After receiving another award - the Les Roches Hospitality Golden Key Award - Joan Roca discusses the future of gastronomy.
El Celler de Can Roca, a three-Michelin-star restaurant and twice best restaurant in the world according to The World's 50 Best Restaurants, just turned thirty-seven. It was August 1986 when the Roca brothers, Joan and Josep, later joined by Jordi, opened their fine dining establishment next to the family's business, Can Roca. They turned this dream and the Roca name into something of global significance in the culinary world.
Despite their remarkable success, what has consistently distinguished them is their humility, along with their unwavering commitment and excellence. Over two thousand young talents have passed through their training programs, with some continuing to work in their various ventures, from Rocambolesc ice cream shops to the brand-new Bikineria recently opened in the center of Girona. Joan, after receiving the Les Roches Hospitality Golden Key Award for his personal commitment and contribution to the culinary industry and education, opened up in an interview with Esquire.

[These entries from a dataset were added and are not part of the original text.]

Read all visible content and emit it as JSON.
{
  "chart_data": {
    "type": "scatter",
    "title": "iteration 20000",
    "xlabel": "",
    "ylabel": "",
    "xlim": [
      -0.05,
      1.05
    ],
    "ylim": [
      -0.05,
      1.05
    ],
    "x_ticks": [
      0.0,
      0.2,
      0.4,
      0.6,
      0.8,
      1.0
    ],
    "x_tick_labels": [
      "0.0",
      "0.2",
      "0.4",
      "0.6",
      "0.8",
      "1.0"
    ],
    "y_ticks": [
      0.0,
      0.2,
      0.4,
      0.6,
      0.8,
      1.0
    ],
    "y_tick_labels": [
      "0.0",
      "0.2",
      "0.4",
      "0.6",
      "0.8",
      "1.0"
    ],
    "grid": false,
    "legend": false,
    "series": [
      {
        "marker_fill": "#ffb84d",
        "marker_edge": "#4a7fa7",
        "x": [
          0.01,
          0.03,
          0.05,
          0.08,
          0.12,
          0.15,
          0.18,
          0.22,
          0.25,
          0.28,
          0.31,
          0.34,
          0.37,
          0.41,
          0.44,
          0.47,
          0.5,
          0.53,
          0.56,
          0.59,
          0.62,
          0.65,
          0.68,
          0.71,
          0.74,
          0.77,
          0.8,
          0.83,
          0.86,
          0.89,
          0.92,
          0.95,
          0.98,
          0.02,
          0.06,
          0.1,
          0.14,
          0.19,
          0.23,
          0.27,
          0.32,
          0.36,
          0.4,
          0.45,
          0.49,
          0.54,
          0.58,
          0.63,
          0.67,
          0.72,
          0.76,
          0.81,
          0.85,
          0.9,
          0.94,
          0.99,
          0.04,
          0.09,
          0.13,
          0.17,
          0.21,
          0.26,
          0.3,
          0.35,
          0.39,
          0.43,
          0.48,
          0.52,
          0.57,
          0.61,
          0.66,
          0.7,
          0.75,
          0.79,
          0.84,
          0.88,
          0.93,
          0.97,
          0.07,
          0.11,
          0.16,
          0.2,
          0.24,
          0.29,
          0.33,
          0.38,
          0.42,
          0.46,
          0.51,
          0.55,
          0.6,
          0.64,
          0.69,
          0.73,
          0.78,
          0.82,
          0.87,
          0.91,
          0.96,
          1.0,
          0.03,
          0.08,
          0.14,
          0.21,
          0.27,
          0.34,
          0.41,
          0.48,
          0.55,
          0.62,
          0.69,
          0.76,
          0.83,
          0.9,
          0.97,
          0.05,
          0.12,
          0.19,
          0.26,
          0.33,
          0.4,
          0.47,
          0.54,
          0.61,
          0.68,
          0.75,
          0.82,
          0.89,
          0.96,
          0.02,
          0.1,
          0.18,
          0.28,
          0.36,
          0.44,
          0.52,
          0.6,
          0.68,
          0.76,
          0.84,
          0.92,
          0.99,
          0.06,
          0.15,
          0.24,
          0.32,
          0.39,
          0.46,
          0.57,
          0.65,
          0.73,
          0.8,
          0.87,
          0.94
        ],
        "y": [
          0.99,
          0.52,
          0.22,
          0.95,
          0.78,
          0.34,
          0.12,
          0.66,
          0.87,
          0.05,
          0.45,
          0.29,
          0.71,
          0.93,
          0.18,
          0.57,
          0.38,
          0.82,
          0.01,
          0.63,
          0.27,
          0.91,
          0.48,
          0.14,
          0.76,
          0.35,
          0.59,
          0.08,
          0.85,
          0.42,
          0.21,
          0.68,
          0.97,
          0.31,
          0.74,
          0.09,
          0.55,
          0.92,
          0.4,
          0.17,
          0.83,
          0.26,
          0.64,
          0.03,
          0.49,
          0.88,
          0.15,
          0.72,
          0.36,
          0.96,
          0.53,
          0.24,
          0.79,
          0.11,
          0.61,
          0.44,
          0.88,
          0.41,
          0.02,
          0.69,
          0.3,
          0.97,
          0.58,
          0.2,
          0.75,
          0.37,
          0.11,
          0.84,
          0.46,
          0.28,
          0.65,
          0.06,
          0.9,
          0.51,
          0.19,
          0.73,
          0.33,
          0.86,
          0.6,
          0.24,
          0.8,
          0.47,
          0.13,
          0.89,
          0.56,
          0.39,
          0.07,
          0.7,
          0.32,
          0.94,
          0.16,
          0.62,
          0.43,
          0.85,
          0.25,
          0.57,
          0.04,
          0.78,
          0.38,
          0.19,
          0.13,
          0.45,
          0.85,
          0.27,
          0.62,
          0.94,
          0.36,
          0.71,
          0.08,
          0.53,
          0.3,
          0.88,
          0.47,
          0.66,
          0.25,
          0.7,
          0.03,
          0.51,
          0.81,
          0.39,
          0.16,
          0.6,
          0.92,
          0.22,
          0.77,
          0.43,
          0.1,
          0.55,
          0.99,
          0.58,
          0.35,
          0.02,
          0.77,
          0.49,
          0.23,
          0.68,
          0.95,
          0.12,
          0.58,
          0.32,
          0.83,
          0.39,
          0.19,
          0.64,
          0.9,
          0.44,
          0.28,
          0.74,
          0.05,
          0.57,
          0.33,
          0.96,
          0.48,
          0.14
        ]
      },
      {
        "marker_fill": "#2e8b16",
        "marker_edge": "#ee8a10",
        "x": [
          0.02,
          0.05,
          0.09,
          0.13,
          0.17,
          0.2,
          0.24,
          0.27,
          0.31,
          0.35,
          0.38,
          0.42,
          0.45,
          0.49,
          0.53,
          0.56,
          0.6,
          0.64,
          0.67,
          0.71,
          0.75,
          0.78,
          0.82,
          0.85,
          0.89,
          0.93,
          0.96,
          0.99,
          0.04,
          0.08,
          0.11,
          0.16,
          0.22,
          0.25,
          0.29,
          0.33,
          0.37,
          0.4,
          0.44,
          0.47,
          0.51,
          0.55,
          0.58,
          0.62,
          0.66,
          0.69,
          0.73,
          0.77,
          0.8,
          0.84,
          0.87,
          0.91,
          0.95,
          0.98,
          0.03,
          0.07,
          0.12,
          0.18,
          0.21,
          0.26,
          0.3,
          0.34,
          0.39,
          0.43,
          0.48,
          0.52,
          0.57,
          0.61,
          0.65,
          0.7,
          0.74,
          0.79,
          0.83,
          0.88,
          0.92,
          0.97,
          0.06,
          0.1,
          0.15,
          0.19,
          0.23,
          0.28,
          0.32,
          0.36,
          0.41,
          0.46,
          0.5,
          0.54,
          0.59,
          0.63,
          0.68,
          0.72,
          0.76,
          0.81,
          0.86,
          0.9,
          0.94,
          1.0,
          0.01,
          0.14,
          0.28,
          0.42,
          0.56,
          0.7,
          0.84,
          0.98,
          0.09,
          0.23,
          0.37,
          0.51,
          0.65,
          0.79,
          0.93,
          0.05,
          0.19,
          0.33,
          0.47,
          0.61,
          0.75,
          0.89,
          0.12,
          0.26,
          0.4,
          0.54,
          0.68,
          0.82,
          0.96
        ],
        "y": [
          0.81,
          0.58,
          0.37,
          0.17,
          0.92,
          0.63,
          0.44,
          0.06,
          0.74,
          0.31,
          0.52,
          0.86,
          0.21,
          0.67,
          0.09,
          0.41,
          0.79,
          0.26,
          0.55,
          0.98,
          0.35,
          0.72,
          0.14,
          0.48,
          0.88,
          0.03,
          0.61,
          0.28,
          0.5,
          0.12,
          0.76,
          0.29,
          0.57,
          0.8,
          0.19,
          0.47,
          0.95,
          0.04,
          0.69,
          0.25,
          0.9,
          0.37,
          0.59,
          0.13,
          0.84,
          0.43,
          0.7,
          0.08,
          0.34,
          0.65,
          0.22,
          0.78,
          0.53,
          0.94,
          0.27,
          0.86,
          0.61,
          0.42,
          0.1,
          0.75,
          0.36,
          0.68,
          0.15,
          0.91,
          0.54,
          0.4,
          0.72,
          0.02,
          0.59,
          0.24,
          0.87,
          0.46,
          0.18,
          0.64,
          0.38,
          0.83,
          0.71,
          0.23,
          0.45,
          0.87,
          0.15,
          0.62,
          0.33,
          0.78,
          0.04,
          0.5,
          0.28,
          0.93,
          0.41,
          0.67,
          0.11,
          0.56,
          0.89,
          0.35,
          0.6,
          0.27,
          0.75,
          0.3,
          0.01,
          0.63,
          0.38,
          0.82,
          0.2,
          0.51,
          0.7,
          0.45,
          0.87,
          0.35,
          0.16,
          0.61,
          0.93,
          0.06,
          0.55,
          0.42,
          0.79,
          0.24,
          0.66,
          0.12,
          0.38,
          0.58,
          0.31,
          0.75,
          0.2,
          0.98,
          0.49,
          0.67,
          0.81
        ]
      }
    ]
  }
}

"I believe that cooking, being a chef, can be learned," he begins. "In my case, it's obvious; we come from a family of chefs and restaurateurs, and there was that connection, that calling. My experience with young people from around the world at El Celler or the hotel school in Girona tells me that it can be learned, that with the desire and enthusiasm, it's a passion that can ignite knowledge and make them fall in love with the profession." Technique? According to the great chef, it's important and provides a solid foundation for creativity, but what matters most to him is "to convey values, those values that our parents instilled in us. Hospitality means taking care of people, making them happy."
However, when his son left a political career to become a chef, Roca didn't bat an eye. "I didn't expect it, but it was a pleasant surprise. I only told him to think about it many times. It's a wonderful profession that today allows for travel, exploration, and discovery; on the other hand, it comes with many challenges and difficulties." Speaking of challenges, with the gastronomy boom, is it easier or harder for young chefs to make a name for themselves? "I think it's easier, for a very simple reason: the chef's role is much more valued than when we started. You feel like part of a society that's fascinated by everything you do. Of course, starting a restaurant may be more financially challenging, but it's not impossible."
Thanks to their success, the Rocas are determined to continue surprising the world for at least another decade. Fine dining, according to them, is sustainable and has a future. "However, there won't be many restaurants like ours, as they require a team and an investment that will limit their numbers. There's a world with the capacity and curiosity to experiment but also the desire to dine more frequently in affordable restaurants. We need to use our imagination to develop attractive yet more economical and well-managed offerings."